My new idea is to keep it simple. Give every object in the scene a sphere and bound box (and convex hull volume if need be), then produce occlusion volumes for each object from the cameras perspective. Anything entirely enclosed in one of these volumes gets hidden, and also removed from the occlusion test (as it is a given that anything they may have occluded has already been occluded by the larger volume that swallowed it whole).  The sphere to volume check is quicker, so will act as an early out condition and speed things up.  I am also tinkering with the idea of grouping objects casually into a basic hierarchy, simply to allow all objects contained in what will be understood as a large interior space to be occluded in one go if the entire encompassing structure is hidden.
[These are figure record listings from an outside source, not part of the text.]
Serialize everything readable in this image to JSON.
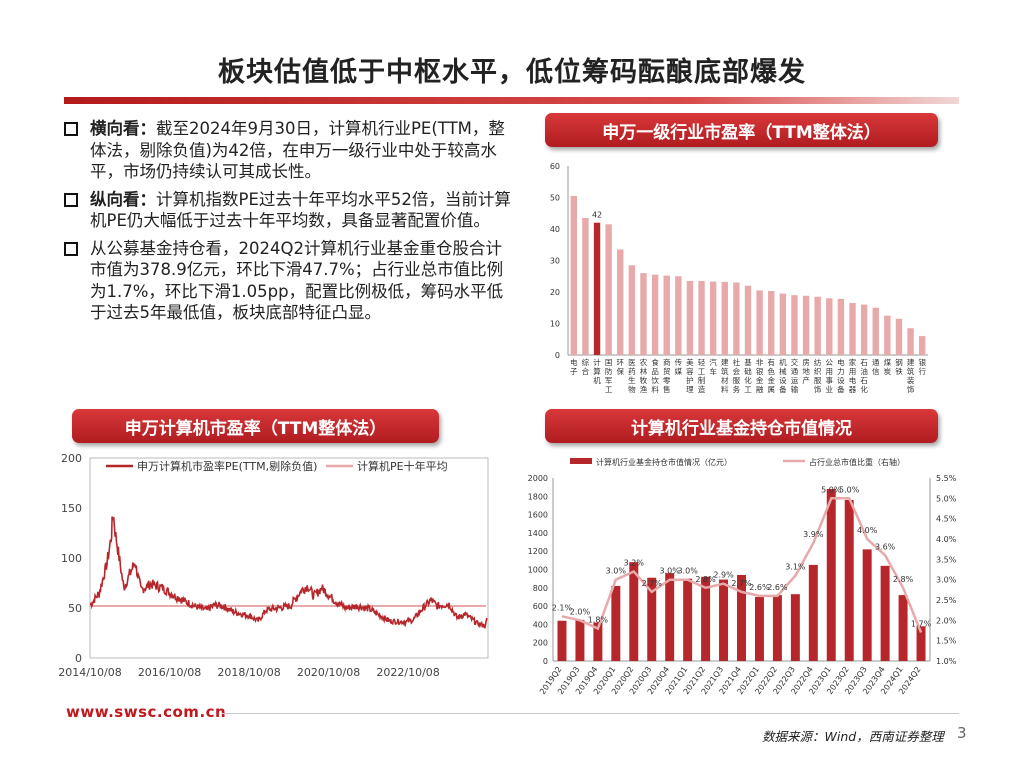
{
  "page": {
    "title": "板块估值低于中枢水平，低位筹码酝酿底部爆发",
    "bullets": [
      {
        "head": "横向看：",
        "text": "截至2024年9月30日，计算机行业PE(TTM，整体法，剔除负值)为42倍，在申万一级行业中处于较高水平，市场仍持续认可其成长性。"
      },
      {
        "head": "纵向看：",
        "text": "计算机指数PE过去十年平均水平52倍，当前计算机PE仍大幅低于过去十年平均数，具备显著配置价值。"
      },
      {
        "head": "",
        "text": "从公募基金持仓看，2024Q2计算机行业基金重仓股合计市值为378.9亿元，环比下滑47.7%；占行业总市值比例为1.7%，环比下滑1.05pp，配置比例极低，筹码水平低于过去5年最低值，板块底部特征凸显。"
      }
    ],
    "footer_url": "www.swsc.com.cn",
    "source": "数据来源：Wind，西南证券整理",
    "page_number": "3"
  },
  "chart_data": [
    {
      "id": "industry-pe",
      "type": "bar",
      "title": "申万一级行业市盈率（TTM整体法）",
      "categories": [
        "电子",
        "综合",
        "计算机",
        "国防军工",
        "环保",
        "医药生物",
        "农林牧渔",
        "食品饮料",
        "商贸零售",
        "传媒",
        "美容护理",
        "轻工制造",
        "汽车",
        "建筑材料",
        "社会服务",
        "基础化工",
        "非银金融",
        "有色金属",
        "机械设备",
        "交通运输",
        "房地产",
        "纺织服饰",
        "公用事业",
        "电力设备",
        "家用电器",
        "石油石化",
        "通信",
        "煤炭",
        "钢铁",
        "建筑装饰",
        "银行"
      ],
      "category_display": [
        "电子",
        "综合",
        "计算机",
        "国防军工",
        "环保",
        "医药生物",
        "农林牧渔",
        "食品饮料",
        "商贸零售",
        "传媒",
        "美容护理",
        "轻工制造",
        "汽车",
        "建筑材料",
        "社会服务",
        "基础化工",
        "非银金融",
        "有色金属",
        "机械设备",
        "交通运输",
        "房地产",
        "纺织服饰",
        "公用事业",
        "电力设备",
        "家用电器",
        "石油石化",
        "通信",
        "煤炭",
        "钢铁",
        "建筑装饰",
        "银行"
      ],
      "values": [
        50.5,
        43.5,
        42,
        41.5,
        33.5,
        28.5,
        26,
        25.5,
        25.2,
        25,
        23.5,
        23.5,
        23.3,
        23.2,
        23,
        22,
        20.5,
        20.3,
        19.5,
        19,
        18.8,
        18.5,
        18,
        17.8,
        16.5,
        16,
        15,
        12.5,
        11.5,
        8.5,
        6
      ],
      "highlight_index": 2,
      "data_labels": [
        {
          "index": 2,
          "text": "42"
        }
      ],
      "yticks": [
        "0",
        "10",
        "20",
        "30",
        "40",
        "50",
        "60"
      ],
      "ylim": [
        0,
        60
      ]
    },
    {
      "id": "computer-pe",
      "type": "line",
      "title": "申万计算机市盈率（TTM整体法）",
      "series": [
        {
          "name": "申万计算机市盈率PE(TTM,剔除负值)",
          "color": "#b6272c"
        },
        {
          "name": "计算机PE十年平均",
          "color": "#e7a9a9",
          "value": 52
        }
      ],
      "key_points": [
        {
          "year": 2014.78,
          "pe": 53
        },
        {
          "year": 2015.0,
          "pe": 65
        },
        {
          "year": 2015.2,
          "pe": 95
        },
        {
          "year": 2015.3,
          "pe": 120
        },
        {
          "year": 2015.35,
          "pe": 145
        },
        {
          "year": 2015.42,
          "pe": 122
        },
        {
          "year": 2015.55,
          "pe": 88
        },
        {
          "year": 2015.62,
          "pe": 70
        },
        {
          "year": 2015.75,
          "pe": 82
        },
        {
          "year": 2015.9,
          "pe": 96
        },
        {
          "year": 2016.05,
          "pe": 68
        },
        {
          "year": 2016.3,
          "pe": 74
        },
        {
          "year": 2016.6,
          "pe": 70
        },
        {
          "year": 2016.9,
          "pe": 62
        },
        {
          "year": 2017.1,
          "pe": 58
        },
        {
          "year": 2017.4,
          "pe": 52
        },
        {
          "year": 2017.7,
          "pe": 48
        },
        {
          "year": 2017.9,
          "pe": 53
        },
        {
          "year": 2018.1,
          "pe": 52
        },
        {
          "year": 2018.4,
          "pe": 46
        },
        {
          "year": 2018.8,
          "pe": 42
        },
        {
          "year": 2019.0,
          "pe": 37
        },
        {
          "year": 2019.2,
          "pe": 48
        },
        {
          "year": 2019.5,
          "pe": 50
        },
        {
          "year": 2019.8,
          "pe": 52
        },
        {
          "year": 2020.1,
          "pe": 68
        },
        {
          "year": 2020.25,
          "pe": 72
        },
        {
          "year": 2020.4,
          "pe": 62
        },
        {
          "year": 2020.6,
          "pe": 70
        },
        {
          "year": 2020.9,
          "pe": 58
        },
        {
          "year": 2021.2,
          "pe": 50
        },
        {
          "year": 2021.5,
          "pe": 52
        },
        {
          "year": 2021.8,
          "pe": 49
        },
        {
          "year": 2022.0,
          "pe": 44
        },
        {
          "year": 2022.3,
          "pe": 37
        },
        {
          "year": 2022.7,
          "pe": 36
        },
        {
          "year": 2022.9,
          "pe": 38
        },
        {
          "year": 2023.1,
          "pe": 48
        },
        {
          "year": 2023.35,
          "pe": 58
        },
        {
          "year": 2023.5,
          "pe": 52
        },
        {
          "year": 2023.8,
          "pe": 54
        },
        {
          "year": 2024.0,
          "pe": 40
        },
        {
          "year": 2024.2,
          "pe": 44
        },
        {
          "year": 2024.5,
          "pe": 35
        },
        {
          "year": 2024.72,
          "pe": 32
        },
        {
          "year": 2024.75,
          "pe": 40
        }
      ],
      "xticks": [
        "2014/10/08",
        "2016/10/08",
        "2018/10/08",
        "2020/10/08",
        "2022/10/08"
      ],
      "yticks": [
        "0",
        "50",
        "100",
        "150",
        "200"
      ],
      "ylim": [
        0,
        200
      ]
    },
    {
      "id": "fund-holdings",
      "type": "bar",
      "title": "计算机行业基金持仓市值情况",
      "series": [
        {
          "name": "计算机行业基金持仓市值情况（亿元）",
          "color": "#b6272c",
          "axis": "left"
        },
        {
          "name": "占行业总市值比重（右轴）",
          "color": "#e7a9a9",
          "axis": "right"
        }
      ],
      "categories": [
        "2019Q2",
        "2019Q3",
        "2019Q4",
        "2020Q1",
        "2020Q2",
        "2020Q3",
        "2020Q4",
        "2021Q1",
        "2021Q2",
        "2021Q3",
        "2021Q4",
        "2022Q1",
        "2022Q2",
        "2022Q3",
        "2022Q4",
        "2023Q1",
        "2023Q2",
        "2023Q3",
        "2023Q4",
        "2024Q1",
        "2024Q2"
      ],
      "holdings": [
        440,
        450,
        420,
        820,
        1080,
        910,
        960,
        900,
        920,
        890,
        940,
        700,
        720,
        730,
        1050,
        1880,
        1760,
        1220,
        1040,
        720,
        379
      ],
      "share_pct": [
        2.1,
        2.0,
        1.8,
        3.0,
        3.2,
        2.7,
        3.0,
        3.0,
        2.8,
        2.9,
        2.7,
        2.6,
        2.6,
        3.1,
        3.9,
        5.0,
        5.0,
        4.0,
        3.6,
        2.8,
        1.7
      ],
      "share_labels": [
        "2.1%",
        "2.0%",
        "1.8%",
        "3.0%",
        "3.2%",
        "2.7%",
        "3.0%",
        "3.0%",
        "2.8%",
        "2.9%",
        "2.7%",
        "2.6%",
        "2.6%",
        "3.1%",
        "3.9%",
        "5.0%",
        "5.0%",
        "4.0%",
        "3.6%",
        "2.8%",
        "1.7%"
      ],
      "yticks_left": [
        "0",
        "200",
        "400",
        "600",
        "800",
        "1000",
        "1200",
        "1400",
        "1600",
        "1800",
        "2000"
      ],
      "yticks_right": [
        "1.0%",
        "1.5%",
        "2.0%",
        "2.5%",
        "3.0%",
        "3.5%",
        "4.0%",
        "4.5%",
        "5.0%",
        "5.5%"
      ],
      "ylim_left": [
        0,
        2000
      ],
      "ylim_right": [
        1.0,
        5.5
      ]
    }
  ]
}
That is, if there are 200 objects inside Building A, and Building A is occluded/hidden, then I instantly hide the 200 objects inside that building by traversing a pre-prepared list of objects, rather than asking each object if they where inside the building (in real-time). I won't go nuts and put everything in a hierarchy as tree traversal can be just as costly when you have n * n to deal with, but something efficient that makes sense would be smart.
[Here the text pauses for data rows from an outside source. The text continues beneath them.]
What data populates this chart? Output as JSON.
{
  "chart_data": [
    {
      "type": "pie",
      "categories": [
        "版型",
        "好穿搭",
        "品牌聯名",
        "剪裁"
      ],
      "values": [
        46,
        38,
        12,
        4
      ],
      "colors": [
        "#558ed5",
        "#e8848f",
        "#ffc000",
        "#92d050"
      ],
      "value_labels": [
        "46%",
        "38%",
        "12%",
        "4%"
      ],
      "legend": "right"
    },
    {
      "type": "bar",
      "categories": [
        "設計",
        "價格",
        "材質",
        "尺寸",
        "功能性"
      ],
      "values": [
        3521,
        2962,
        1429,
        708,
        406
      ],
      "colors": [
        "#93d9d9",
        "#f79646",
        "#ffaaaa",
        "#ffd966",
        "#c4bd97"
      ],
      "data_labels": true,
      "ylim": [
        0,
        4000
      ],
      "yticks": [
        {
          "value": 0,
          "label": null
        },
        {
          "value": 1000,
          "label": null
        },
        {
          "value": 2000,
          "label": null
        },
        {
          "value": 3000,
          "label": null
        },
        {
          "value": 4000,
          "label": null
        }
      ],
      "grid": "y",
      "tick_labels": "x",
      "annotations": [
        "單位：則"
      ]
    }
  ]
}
This P002 prototype will NOT take a weekend as I have to write my own 3D vector / plane / volume / frustum math code, and it takes my brain a while to wrap itself around it.  After a good 4-5 hours the current prototype creates 100 objects randomly in the scene with a camera roaming around, then works out the bounds of the box and produces eight vectors, one for each corner of the 3D box in world space, then works out a left and right plane from the camera to each side of the box. This effectively allows me to hide any objects that are to the right of the left plane and the left of the right plane. It works great for two planes, but for my next version (on Wednesday) I will need top and bottom planes and up to three front facing planes to describe the visible faces of the box. Also all boxes are current unrotated so you only ever see two sides, but ideally I want to spin all boxes in random angles on three axis so I can create an occlusion volume that perfectly matches the shape of the oriented boxes.  The far plane I can forget about as it stretches into infinity and I absolutely want to hide everything beyond the box. I then apply this technique to every box in the scene and in theory each box should be able to hide every other box no matter where the camera is placed, even if it is placed high up looking down on the boxes.
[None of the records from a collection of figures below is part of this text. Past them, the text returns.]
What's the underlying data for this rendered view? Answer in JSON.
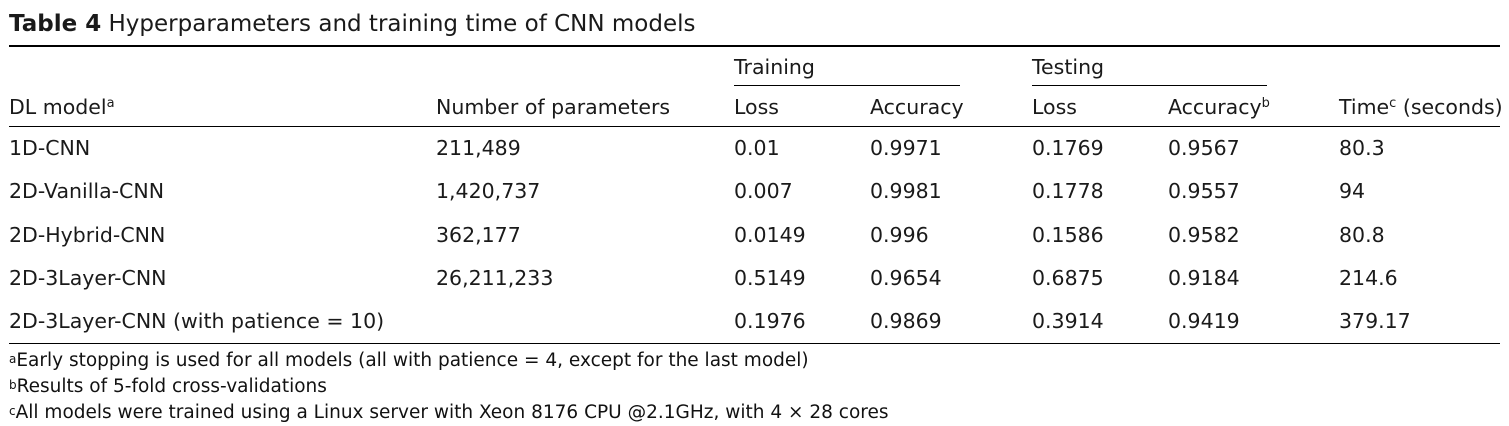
{
  "caption": {
    "label": "Table 4",
    "title": "Hyperparameters and training time of CNN models"
  },
  "header": {
    "group_training": "Training",
    "group_testing": "Testing",
    "col_model": "DL model",
    "col_model_sup": "a",
    "col_params": "Number of parameters",
    "col_train_loss": "Loss",
    "col_train_acc": "Accuracy",
    "col_test_loss": "Loss",
    "col_test_acc": "Accuracy",
    "col_test_acc_sup": "b",
    "col_time_prefix": "Time",
    "col_time_sup": "c",
    "col_time_suffix": " (seconds)"
  },
  "rows": [
    {
      "model": "1D-CNN",
      "params": "211,489",
      "train_loss": "0.01",
      "train_acc": "0.9971",
      "test_loss": "0.1769",
      "test_acc": "0.9567",
      "time": "80.3"
    },
    {
      "model": "2D-Vanilla-CNN",
      "params": "1,420,737",
      "train_loss": "0.007",
      "train_acc": "0.9981",
      "test_loss": "0.1778",
      "test_acc": "0.9557",
      "time": "94"
    },
    {
      "model": "2D-Hybrid-CNN",
      "params": "362,177",
      "train_loss": "0.0149",
      "train_acc": "0.996",
      "test_loss": "0.1586",
      "test_acc": "0.9582",
      "time": "80.8"
    },
    {
      "model": "2D-3Layer-CNN",
      "params": "26,211,233",
      "train_loss": "0.5149",
      "train_acc": "0.9654",
      "test_loss": "0.6875",
      "test_acc": "0.9184",
      "time": "214.6"
    },
    {
      "model": "2D-3Layer-CNN (with patience = 10)",
      "params": "",
      "train_loss": "0.1976",
      "train_acc": "0.9869",
      "test_loss": "0.3914",
      "test_acc": "0.9419",
      "time": "379.17"
    }
  ],
  "footnotes": [
    {
      "mark": "a",
      "text": "Early stopping is used for all models (all with patience = 4, except for the last model)"
    },
    {
      "mark": "b",
      "text": "Results of 5-fold cross-validations"
    },
    {
      "mark": "c",
      "text": "All models were trained using a Linux server with Xeon 8176 CPU @2.1GHz, with 4 × 28 cores"
    }
  ]
}
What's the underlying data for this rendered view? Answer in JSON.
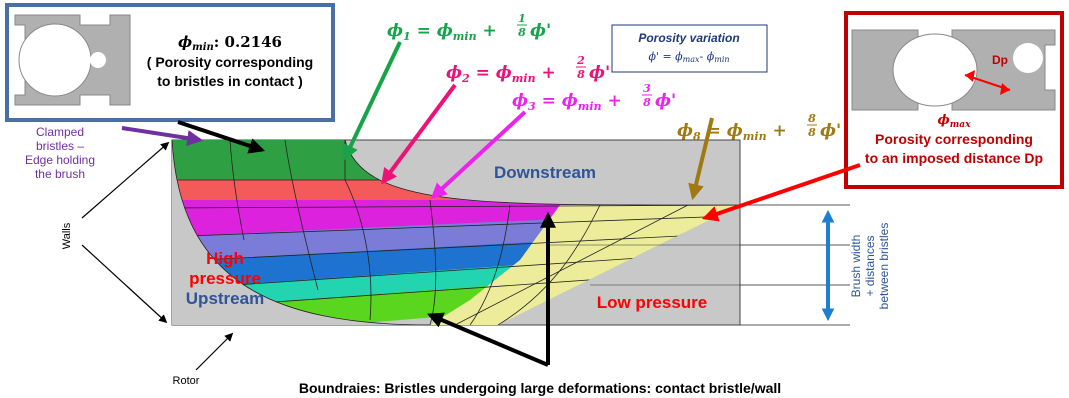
{
  "inset_min": {
    "phi_label": "ϕmin: 0.2146",
    "text_line1": "( Porosity corresponding",
    "text_line2": "to bristles in contact )"
  },
  "inset_max": {
    "dp_label": "Dp",
    "phi_label": "ϕmax",
    "text_line1": "Porosity corresponding",
    "text_line2": "to an imposed distance Dp"
  },
  "porosity_variation": {
    "title": "Porosity variation",
    "formula": "ϕ' = ϕmax- ϕmin"
  },
  "formulas": {
    "phi1": "ϕ1 = ϕmin + 1/8 ϕ'",
    "phi2": "ϕ2 = ϕmin + 2/8 ϕ'",
    "phi3": "ϕ3 = ϕmin + 3/8 ϕ'",
    "phi8": "ϕ8 = ϕmin + 8/8 ϕ'"
  },
  "labels": {
    "clamped_line1": "Clamped",
    "clamped_line2": "bristles –",
    "clamped_line3": "Edge holding",
    "clamped_line4": "the brush",
    "walls": "Walls",
    "rotor": "Rotor",
    "downstream": "Downstream",
    "high_pressure_line1": "High",
    "high_pressure_line2": "pressure",
    "upstream": "Upstream",
    "low_pressure": "Low pressure",
    "brush_width_line1": "Brush width",
    "brush_width_line2": "+ distances",
    "brush_width_line3": "between bristles",
    "boundaries": "Boundraies: Bristles undergoing large deformations: contact bristle/wall"
  },
  "colors": {
    "box_fill": "#c8c8c8",
    "inset_min_border": "#4a6fa5",
    "inset_max_border": "#c00000",
    "arrow_phi1": "#17a34a",
    "arrow_phi2": "#ee1177",
    "arrow_phi3": "#ee22ee",
    "arrow_phi8": "#a07a10",
    "arrow_clamped": "#7030a0",
    "arrow_max": "#ff0000",
    "brush_width_arrow": "#1e7fd0",
    "row_colors": [
      "#2ea043",
      "#f55a5a",
      "#dd22dd",
      "#7b7bd8",
      "#1f73d0",
      "#22d4b0",
      "#5bd61f",
      "#ecec9a"
    ]
  }
}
All sounds a bit complex without lots of illustrations but a simple search on Google should show you what I am talking about as it's a common technique in most engines.  If I need more definition I will upgrade to convex hulls or quick hulls which will enclose the object much nicer than a big stonking box, but we will see if that is required.  The key here is to get a technique that FPSC Reloaded can use for outdoor and indoor scenes, and the best way to know that is to mock-up some typical scenes and throw this new occlusion system at it.  Ideally I want to start with a disorganised scatter of seemingly arbitrary object meshes, and have a system that automatically groups them and then occludes them, all at real-time speeds (no build time allowed).  If I succeed, I will have defeated the second biggest bottle neck of FPSC. The first being light mapping which was squashed thanks to P001 prototype (see previous blogs).  Once P002 has been conquered, I will play a little more FPSC classic to see what the third biggest bottle neck in the build step is, and come up with an P003 that defeats it.

Signing Off

Have a good five hours still to go, but I am over the hill now so it's just a case of keeping busy until 5PM. An FPS game might be in order, but my inbox generally fills up in the afternoon so I dare say more important things will emerge as the afternoon unfolds. Last time I made a snowman to keep myself awake during the weekend. This time there is only enough powder for a snow gnome one foot tall so that's definitely out.  Coffee is also not a good idea right now. I will probably open up Google and do some casual research into techniques such as LPP, occlusion tricks, real-time shadow mapping and the like.  All useful stuff to pack my brain with for the many tasks ahead!